Il suo primo libro, The Unretouched Woman, data 1976, accompagnato da un film promozionale di 25 minuti prodotto dalla BBC; poi, dieci anni più tardi (1987) pubblica invece una monografia: Marilyn Monroe: An Appreciation, la cui copertina originale corrisponde anche allo scatto scelto da questa mostra forlivese come immagine dell’esposizione. Il cinema ritornerà anche in formato libro quando Eve Arnold, nel 2002, pubblica il diario cinematografico Film Journal e quando, tre anni dopo, torna sul suo soggetto ricorrente, quello dell’attrice de Gli uomini preferiscono le bionde, e esce il volume Marilyn Monroe.
Nel frattempo, nel ’95, Arnold viene nominata Master of Photography dell’International Centre of Photography di NY e membro della Royal Photographic Society nel Regno Unito.

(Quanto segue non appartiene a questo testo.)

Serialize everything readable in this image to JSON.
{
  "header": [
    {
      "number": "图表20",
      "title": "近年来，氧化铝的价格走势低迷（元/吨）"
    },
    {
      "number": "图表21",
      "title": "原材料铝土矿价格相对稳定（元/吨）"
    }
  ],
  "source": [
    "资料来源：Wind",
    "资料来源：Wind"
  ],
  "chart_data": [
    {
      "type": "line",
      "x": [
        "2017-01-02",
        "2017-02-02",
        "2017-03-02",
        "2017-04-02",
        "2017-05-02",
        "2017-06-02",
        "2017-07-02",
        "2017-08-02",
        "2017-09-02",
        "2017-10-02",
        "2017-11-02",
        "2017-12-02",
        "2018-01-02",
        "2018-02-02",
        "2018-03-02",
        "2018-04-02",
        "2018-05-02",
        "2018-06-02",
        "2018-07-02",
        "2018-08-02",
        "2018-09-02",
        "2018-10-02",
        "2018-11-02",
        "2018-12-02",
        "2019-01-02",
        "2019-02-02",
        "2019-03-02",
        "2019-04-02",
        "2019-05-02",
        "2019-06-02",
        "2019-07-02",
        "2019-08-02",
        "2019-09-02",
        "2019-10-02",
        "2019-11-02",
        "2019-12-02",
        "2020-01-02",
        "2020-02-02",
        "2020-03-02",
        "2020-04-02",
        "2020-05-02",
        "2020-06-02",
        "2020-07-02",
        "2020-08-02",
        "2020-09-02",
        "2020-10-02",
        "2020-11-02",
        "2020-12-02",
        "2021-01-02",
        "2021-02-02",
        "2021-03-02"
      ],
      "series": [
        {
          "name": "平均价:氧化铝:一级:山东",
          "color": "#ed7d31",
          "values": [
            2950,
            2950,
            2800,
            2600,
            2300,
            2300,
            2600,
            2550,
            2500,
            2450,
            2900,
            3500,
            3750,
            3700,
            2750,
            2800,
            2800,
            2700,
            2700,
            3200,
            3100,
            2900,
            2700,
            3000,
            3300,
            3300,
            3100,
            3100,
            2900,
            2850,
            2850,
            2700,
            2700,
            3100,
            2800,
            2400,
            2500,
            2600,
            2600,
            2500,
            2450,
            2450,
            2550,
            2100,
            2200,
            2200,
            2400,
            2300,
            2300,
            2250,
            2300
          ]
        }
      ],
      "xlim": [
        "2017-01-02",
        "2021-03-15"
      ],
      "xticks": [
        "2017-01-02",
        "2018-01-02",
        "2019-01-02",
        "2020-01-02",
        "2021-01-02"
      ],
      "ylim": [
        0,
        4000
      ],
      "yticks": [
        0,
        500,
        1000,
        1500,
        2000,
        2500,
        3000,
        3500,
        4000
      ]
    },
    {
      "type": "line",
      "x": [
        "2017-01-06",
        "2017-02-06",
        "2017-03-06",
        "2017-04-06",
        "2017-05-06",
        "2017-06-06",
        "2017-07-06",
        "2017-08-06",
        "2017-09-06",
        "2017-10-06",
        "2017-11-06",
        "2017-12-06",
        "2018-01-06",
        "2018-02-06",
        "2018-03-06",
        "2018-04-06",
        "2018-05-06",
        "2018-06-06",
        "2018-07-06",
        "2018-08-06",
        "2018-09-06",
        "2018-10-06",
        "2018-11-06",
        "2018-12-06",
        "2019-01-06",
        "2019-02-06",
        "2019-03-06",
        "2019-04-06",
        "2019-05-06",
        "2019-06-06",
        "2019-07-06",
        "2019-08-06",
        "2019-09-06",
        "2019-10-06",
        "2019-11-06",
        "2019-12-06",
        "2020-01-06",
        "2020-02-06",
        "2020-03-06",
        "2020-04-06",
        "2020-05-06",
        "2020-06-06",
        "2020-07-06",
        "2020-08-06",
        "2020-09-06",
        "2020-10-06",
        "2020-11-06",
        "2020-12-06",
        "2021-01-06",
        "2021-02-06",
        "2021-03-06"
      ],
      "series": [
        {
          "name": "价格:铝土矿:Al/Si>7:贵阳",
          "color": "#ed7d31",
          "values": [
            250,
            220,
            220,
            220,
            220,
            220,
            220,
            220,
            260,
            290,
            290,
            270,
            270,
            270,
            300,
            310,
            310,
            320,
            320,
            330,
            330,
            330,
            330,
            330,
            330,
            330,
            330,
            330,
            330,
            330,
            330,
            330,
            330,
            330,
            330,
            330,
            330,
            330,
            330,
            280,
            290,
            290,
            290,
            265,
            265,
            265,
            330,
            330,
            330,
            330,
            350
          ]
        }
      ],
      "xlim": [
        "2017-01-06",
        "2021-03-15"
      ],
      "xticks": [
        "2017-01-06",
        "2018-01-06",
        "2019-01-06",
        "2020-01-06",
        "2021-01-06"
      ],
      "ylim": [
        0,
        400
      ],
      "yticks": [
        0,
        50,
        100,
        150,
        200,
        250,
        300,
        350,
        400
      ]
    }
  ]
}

Un secolo di vita, quello di questa signora della fotografia, che si spegne il 4 gennaio 2012, alla soglia dei 100 anni (che avrebbe compiuto il 21 aprile). La mostra al S.Domenico offre una selezione cospicua di scatti, di dimensioni variabili, declinati tra classici inquadramenti in cornice e grandi vetrofanie; un’aggregazione per temi, in cui la sofisticatezza del bianco e nero predomina affascinando; un’organizzazione “a soggetto” non frammenta, che restituisce l’armonica complessità di un universo che è stato quello della sensibilità narrativa e visiva della fotografa, con una coerenza perenne nella sua produzione. L’allestimento riesce a far immergere dentro la visione di Eve Arnold, e gli spazi – tra luce naturale e light design dedicato – permettono una lettura nitida del racconto creando la giusta prospettiva per calibrare analisi e empatia.